Les industriels en ordre de bataille pour la campagne présidentielle
Par Solène Davesne - Publié le
L'Usine Nouvelle réunissait le 12 mai dernier le club des décideurs de l'industrie. Un an avant les élections présidentielles, les industriels veulent que l'industrie se fasse entendre dans la campagne.
C'est une discussion à bâtons rompus. Dans les salons du pavillon Le doyen, à Paris, une quinzaine de décideurs de l'industrie (chefs d'entreprise ou experts) sont venus à l'appel de L'Usine Nouvelle pour discuter de politique industrielle. Cette première réunion du club doit lancer les débats des Assises de l'industrie, dont la deuxième édition sera organisée le 19 octobre en présence de la ministre Christine Lagarde et de personnalités comme Laurence Parisot, Jean-François Dehecq ou Stéphane Richard.
"Les industriels doivent se faire entendre avant la campagne électorale de 2012. L'industrie est un enjeu absolu, qui concerne autant la droite que la gauche", commence Yvon Jacob, l'ambassadeur de l'industrie à Bruxelles.
A un an de l'élection présidentielle, les industriels veulent faire de la compétitivité de l'industrie française l'un des thèmes de la campagne. Un sentiment partagé par Pierre Gattaz, le PDG de Radiall et président du Groupe des fédérations industrielles (GFI). "L'industrie a besoin d'un temps long. Les comités de filières, mis en place à la suite des états généraux l'an dernier sont une bonne chose. Il ne faut pas tout casser en 2012. Alors que l'on parle à nouveau d'industrie, il ne faut pas que l'on revienne dix ans en arrière", s'inquiète Pierre Gattaz.

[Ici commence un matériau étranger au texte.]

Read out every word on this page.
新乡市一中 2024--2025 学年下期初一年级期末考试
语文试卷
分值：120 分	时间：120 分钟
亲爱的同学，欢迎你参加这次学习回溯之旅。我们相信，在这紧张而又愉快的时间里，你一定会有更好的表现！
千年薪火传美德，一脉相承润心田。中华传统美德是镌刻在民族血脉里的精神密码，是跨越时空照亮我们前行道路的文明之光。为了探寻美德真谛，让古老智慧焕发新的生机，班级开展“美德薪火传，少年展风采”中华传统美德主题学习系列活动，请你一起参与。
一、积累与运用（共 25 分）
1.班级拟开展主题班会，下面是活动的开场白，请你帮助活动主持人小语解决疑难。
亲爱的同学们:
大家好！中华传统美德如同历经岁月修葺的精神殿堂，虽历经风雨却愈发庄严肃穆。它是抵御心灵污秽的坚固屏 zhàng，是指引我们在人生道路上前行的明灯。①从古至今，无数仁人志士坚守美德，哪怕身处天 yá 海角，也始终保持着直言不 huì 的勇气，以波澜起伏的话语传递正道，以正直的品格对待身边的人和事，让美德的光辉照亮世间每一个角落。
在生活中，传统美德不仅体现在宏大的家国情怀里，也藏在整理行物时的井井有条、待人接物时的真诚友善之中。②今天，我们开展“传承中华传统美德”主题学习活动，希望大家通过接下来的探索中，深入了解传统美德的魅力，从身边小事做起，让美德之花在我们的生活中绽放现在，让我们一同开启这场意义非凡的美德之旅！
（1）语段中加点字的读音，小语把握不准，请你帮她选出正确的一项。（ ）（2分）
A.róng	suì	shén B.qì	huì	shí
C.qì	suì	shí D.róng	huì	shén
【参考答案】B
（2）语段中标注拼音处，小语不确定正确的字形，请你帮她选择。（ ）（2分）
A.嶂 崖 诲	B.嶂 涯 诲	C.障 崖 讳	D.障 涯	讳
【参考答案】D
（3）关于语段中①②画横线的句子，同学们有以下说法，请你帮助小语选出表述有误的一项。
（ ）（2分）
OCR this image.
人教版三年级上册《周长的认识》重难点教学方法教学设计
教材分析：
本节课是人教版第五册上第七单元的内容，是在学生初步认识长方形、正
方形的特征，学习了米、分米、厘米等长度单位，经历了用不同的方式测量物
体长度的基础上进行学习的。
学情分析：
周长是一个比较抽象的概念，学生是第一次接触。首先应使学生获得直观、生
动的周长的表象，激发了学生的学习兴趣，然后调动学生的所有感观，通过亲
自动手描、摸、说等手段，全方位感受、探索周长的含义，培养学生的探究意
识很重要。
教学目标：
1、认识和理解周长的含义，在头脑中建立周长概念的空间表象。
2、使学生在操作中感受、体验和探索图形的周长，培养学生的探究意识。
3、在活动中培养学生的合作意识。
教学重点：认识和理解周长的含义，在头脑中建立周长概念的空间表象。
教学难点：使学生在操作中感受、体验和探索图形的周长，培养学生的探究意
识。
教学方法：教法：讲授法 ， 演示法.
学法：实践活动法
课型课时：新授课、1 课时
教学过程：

"Oui, mais il faut utiliser de nouveaux arguments pour la défendre", défend Gilles Le Blanc, économiste au Cerna. "Depuis 20 ans, on avance les même arguments : la défense de l'emploi alors qu'il a fortement reculé", nuance-t-il. Pour rendre plus légitime la politique industrielle, l'économiste avance d'autres éléments, comme le niveau des salaires, plus élevés dans l'industrie.
Pour redorer la compétitivité de l'industrie, "la diffusion des bonnes pratiques, comme le lean, peut être un outil efficace. Pourtant c'est une dimension souvent oubliée à côté des questions de charge sociale, de montée en gamme et d'innovation, souligne Luc Rousseau, le directeur général de la DGCIS (la direction des entreprises) au ministère de l'Economie. L'ambition du pays n'est pas de se serrer la ceinture mais d'augmenter la compétitivité hors prix".
John Persenda, le Pdg de Sphère, approuve. Mais à la tête de 1500 salariés, le patron est inquiet. "Est-on condamné à mourir ou à aller s'implanter en Chine ? La politique anti-dumping de l'Union européenne n'est pas adaptée", s'alarme-t-il. Pour produire ses sacs poubelles, l'industriel achète ses matières premières 40 % plus cher que ses concurrents chinois.
De l'autre côté de la salle, Yvon Jacob prend note. "Il n'y a que dix pays très industriels en Europe sur 27. Pour défendre ses vues de politique industrielle, la France doit trouver des alliés. C'est compliqué. Alors que l'importance des décisions européennes est immense !", reconnaît l'ambassadeur.